The clinic comes to you
Since 2015, a volunteer programme operating under the auspices of the Australian Muslim Advocacy Network and several state Islamic medical associations has been sending teams of doctors, nurses, dentists, optometrists, and allied health workers to remote communities in the Kimberley region of Western Australia and parts of the Northern Territory. The teams travel by four-wheel drive and light aircraft, carry their own equipment, and set up pop-up clinics in community halls, church buildings, and sometimes under the shade of eucalyptus trees.

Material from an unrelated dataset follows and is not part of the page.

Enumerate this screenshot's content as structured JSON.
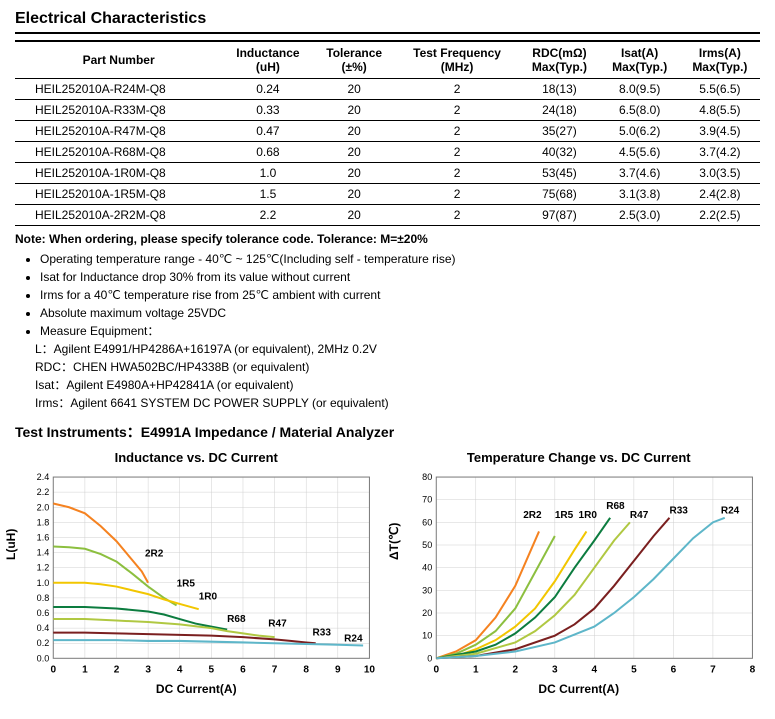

Each year, the programme reaches an average of twelve communities and provides consultations to over 800 patients. Many of these patients have not seen a doctor in years. Some have conditions — diabetes, hypertension, eye disease, dental decay — that have been deteriorating silently for a decade or more. The teams treat what they can on-site and arrange referrals and follow-up for more complex cases, using telemedicine links and partnerships with Darwin and Perth hospitals.
The volunteers
The doctors and nurses who volunteer for these trips take unpaid leave from their practices and hospitals. They fund their own travel. They sleep in swags on community-hall floors. They work twelve-hour days in heat that can reach 45°C. When asked why they do it, the answers are almost always rooted in Islamic ethics. 'The Prophet ﷺ said the best of people are those most beneficial to others,' says Dr Amina, a GP from Melbourne who has participated in six expeditions. 'Out here, you can see the benefit immediately. You look in someone's ear and remove a blockage they've had for two years and they can suddenly hear their grandchildren properly. How could I not come?'
Islam and healing
The Islamic tradition's reverence for medicine — dating to the great Islamic physicians of the classical era and rooted in hadith explicitly encouraging the seeking and giving of treatment — gives the volunteers a theological as well as a humanitarian motivation. Many speak of their medical work as a form of worship, a fulfilment of the Quranic injunction that to save one life is as if you have saved all of humanity.
Whoever saves one life — it is as if he had saved all of mankind.
What it means to communities
Community leaders in the areas served by the programme speak of the visits with gratitude that goes beyond the medical value of the consultations. 'When these doctors come from the city to see us, it tells us we matter,' says a community elder in a Kimberley town. 'It tells us that someone out there sees us. That is medicine too.' The relationships built over years of repeat visits have deepened into genuine friendships, with several Muslim medical families attending community ceremonies and cultural events when invited — building bridges across Australia's most painful historical divides, one consultation at a time.